Gottlieb shared one effort already in progress — the exploration of new ways to expedite development and review of products of oncologic targeted medicines. While accelerated approval has been granted circumstantially when there’s a serious unmet medical need, that product’s showing of benefit is often based on its effect on a surrogate endpoint.

“In these cases, that endpoint, like tumor shrinkage, is judged to be reasonably likely to predict clinical benefit,” Gottlieb said.
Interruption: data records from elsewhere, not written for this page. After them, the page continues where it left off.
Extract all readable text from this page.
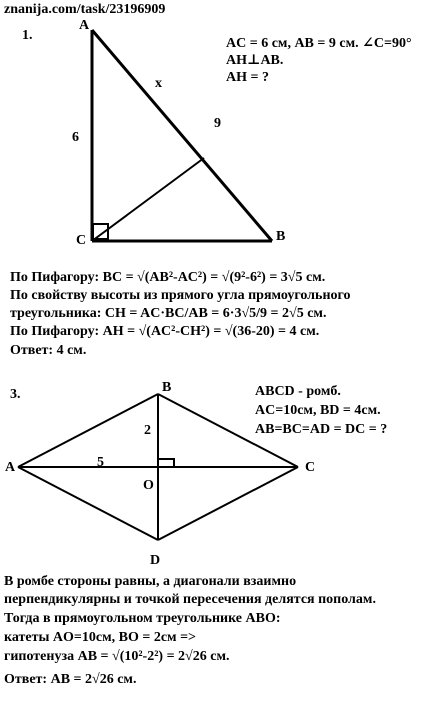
znanija.com/task/23196909
1.
A
B
C
x
9
6
AC = 6 см, AB = 9 см. ∠C=90°
AH⊥AB.
AH = ?
По Пифагору: BC = √(AB²-AC²) = √(9²-6²) = 3√5 см.
По свойству высоты из прямого угла прямоугольного
треугольника: CH = AC·BC/AB = 6·3√5/9 = 2√5 см.
По Пифагору: AH = √(AC²-CH²) = √(36-20) = 4 см.
Ответ: 4 см.
3.	B
A	C
D
O
2
5
ABCD - ромб.
AC=10см, BD = 4см.
AB=BC=AD = DC = ?
В ромбе стороны равны, а диагонали взаимно
перпендикулярны и точкой пересечения делятся пополам.
Тогда в прямоугольном треугольнике ABO:
катеты AO=10см, BO = 2см =>
гипотенуза AB = √(10²-2²) = 2√26 см.
Ответ: AB = 2√26 см.
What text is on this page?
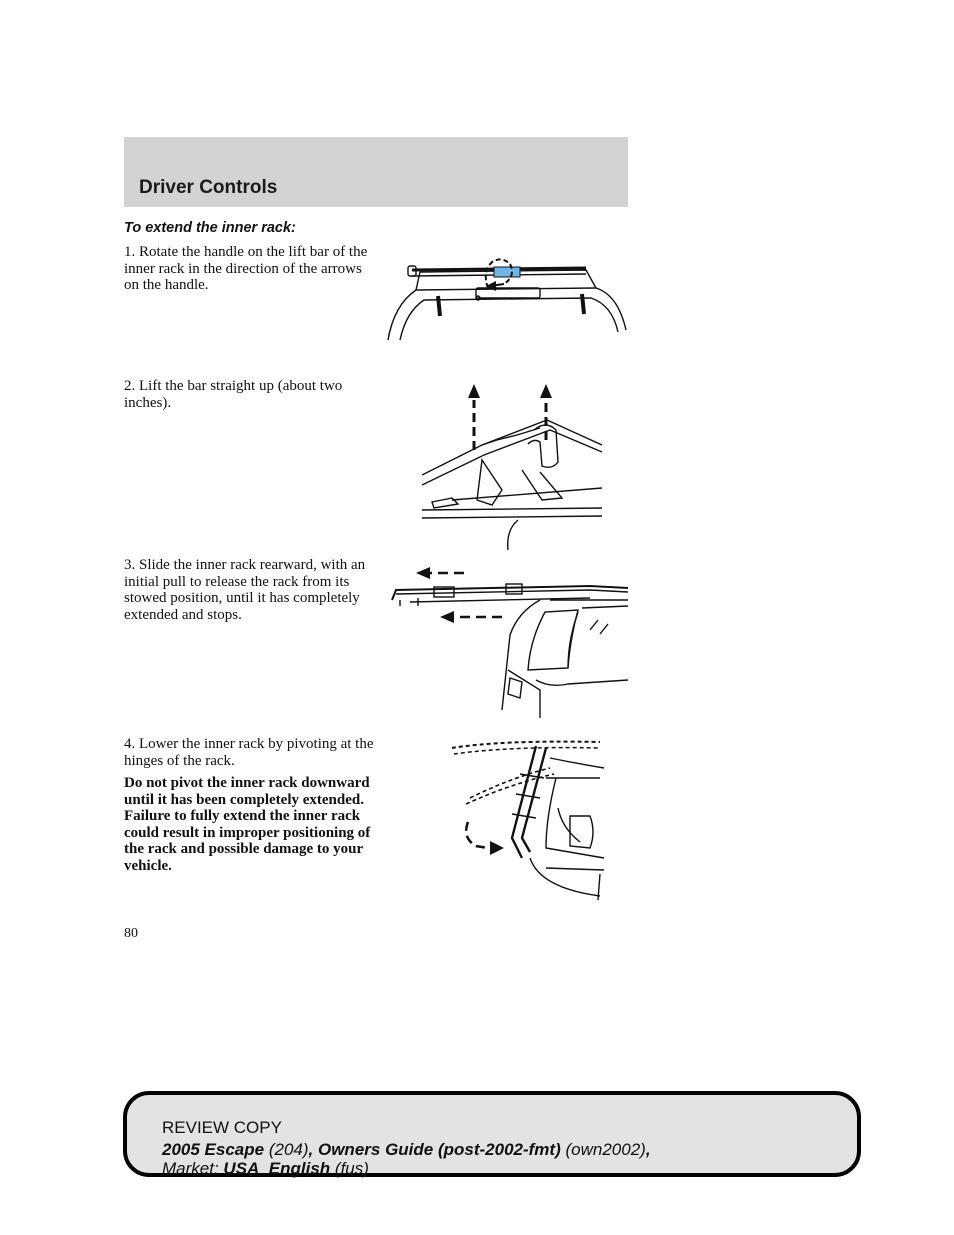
Driver Controls
To extend the inner rack:

1. Rotate the handle on the lift bar of the inner rack in the direction of the arrows on the handle.

2. Lift the bar straight up (about two inches).

3. Slide the inner rack rearward, with an initial pull to release the rack from its stowed position, until it has completely extended and stops.

4. Lower the inner rack by pivoting at the hinges of the rack.

Do not pivot the inner rack downward until it has been completely extended. Failure to fully extend the inner rack could result in improper positioning of the rack and possible damage to your vehicle.

80
REVIEW COPY
2005 Escape (204), Owners Guide (post-2002-fmt) (own2002),
Market: USA_English (fus)
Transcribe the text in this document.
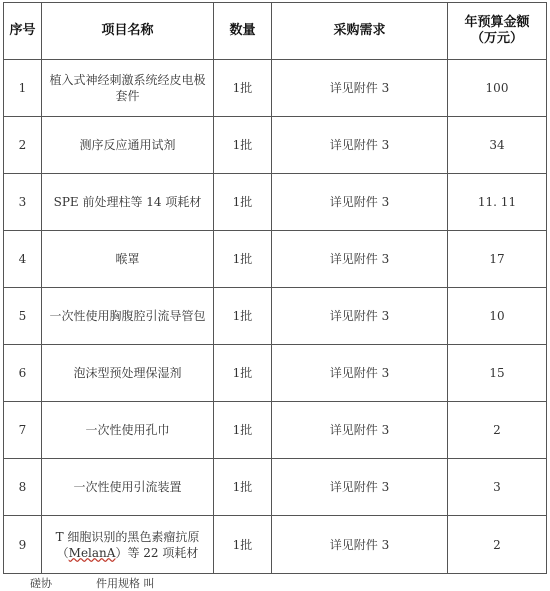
序号	项目名称	数量	采购需求	年预算金额
（万元）
1	植入式神经刺激系统经皮电极套件	1批	详见附件 3	100
2	测序反应通用试剂	1批	详见附件 3	34
3	SPE 前处理柱等 14 项耗材	1批	详见附件 3	11. 11
4	喉罩	1批	详见附件 3	17
5	一次性使用胸腹腔引流导管包	1批	详见附件 3	10
6	泡沫型预处理保湿剂	1批	详见附件 3	15
7	一次性使用孔巾	1批	详见附件 3	2
8	一次性使用引流装置	1批	详见附件 3	3
9	T 细胞识别的黑色素瘤抗原（MelanA）等 22 项耗材	1批	详见附件 3	2
磋协　　　　件用规格 叫
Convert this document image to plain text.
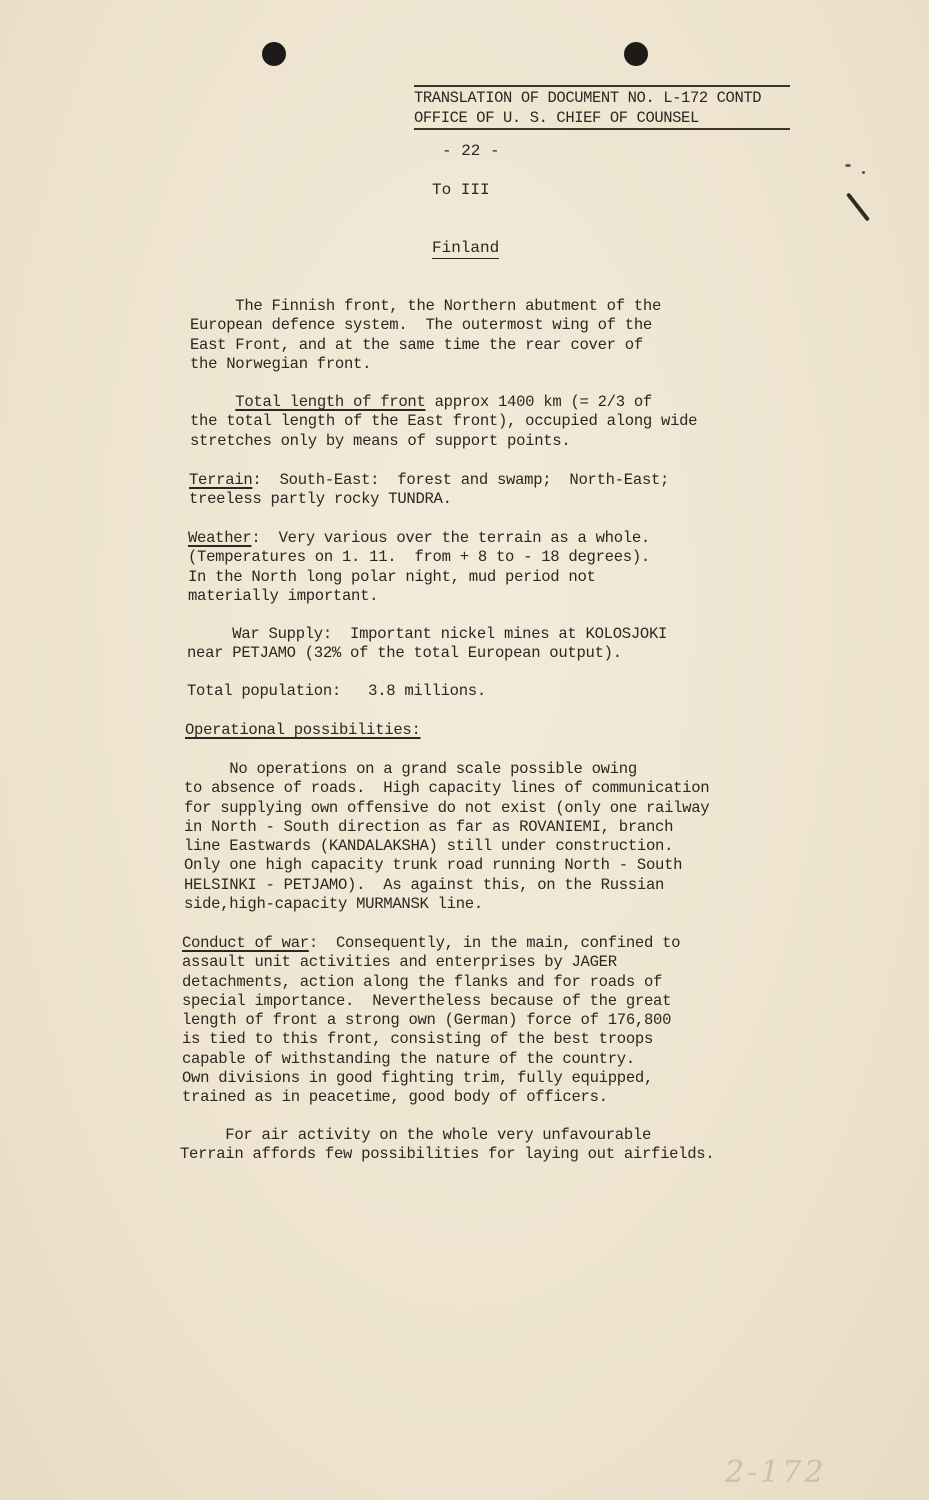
TRANSLATION OF DOCUMENT NO. L-172 CONTD
OFFICE OF U. S. CHIEF OF COUNSEL
- 22 -
To III
Finland
The Finnish front, the Northern abutment of the
European defence system.  The outermost wing of the
East Front, and at the same time the rear cover of
the Norwegian front.
Total length of front approx 1400 km (= 2/3 of
the total length of the East front), occupied along wide
stretches only by means of support points.
Terrain:  South-East:  forest and swamp;  North-East;
treeless partly rocky TUNDRA.
Weather:  Very various over the terrain as a whole.
(Temperatures on 1. 11.  from + 8 to - 18 degrees).
In the North long polar night, mud period not
materially important.
War Supply:  Important nickel mines at KOLOSJOKI
near PETJAMO (32% of the total European output).
Total population:   3.8 millions.
Operational possibilities:
No operations on a grand scale possible owing
to absence of roads.  High capacity lines of communication
for supplying own offensive do not exist (only one railway
in North - South direction as far as ROVANIEMI, branch
line Eastwards (KANDALAKSHA) still under construction.
Only one high capacity trunk road running North - South
HELSINKI - PETJAMO).  As against this, on the Russian
side,high-capacity MURMANSK line.
Conduct of war:  Consequently, in the main, confined to
assault unit activities and enterprises by JAGER
detachments, action along the flanks and for roads of
special importance.  Nevertheless because of the great
length of front a strong own (German) force of 176,800
is tied to this front, consisting of the best troops
capable of withstanding the nature of the country.
Own divisions in good fighting trim, fully equipped,
trained as in peacetime, good body of officers.
For air activity on the whole very unfavourable
Terrain affords few possibilities for laying out airfields.
2-172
The FDA might want to approve a targeted drug with an effect on overall survival for a selected group of patients, but it should require a post-market confirmatory study to validate its clinical findings, Gottlieb said. This could mirror an accelerated approval approach.

Though the benefit of this process would be in reaching clinical endpoints, an accelerated approach could often prove valuable. Gottlieb hopes to better define the “intermediate clinical endpoints” by which they can approve products on an accelerated process, as authorized by Congress under the FDA Safety and Innovation Act (FDSIA).

“One reason we’d want to consider accelerated approval in these settings is that it would include authority to require confirmatory evidence to support the continued marketing of the drug and an expedited withdrawal mechanism if that evidence fails to confirm the benefit,” Gottlieb said.

Gottlieb hopes to apply this Cures Act-inspired principle to an approval process for cancer drugs already approved for at least 1 indication. A secondary indication approval process can sometimes rely on a more targeted data set, under the right circumstances set by the FDA.

The FDA will continue to build on the framework of the act.

“Cures (Act) refashioned and modernized FDA’s footprint for enabling new technologies to reach patients more efficiently,” Gottlieb said. “It’s given the agency new authorities and resources to invest in our workforce — it shapes the spirit of our mission.”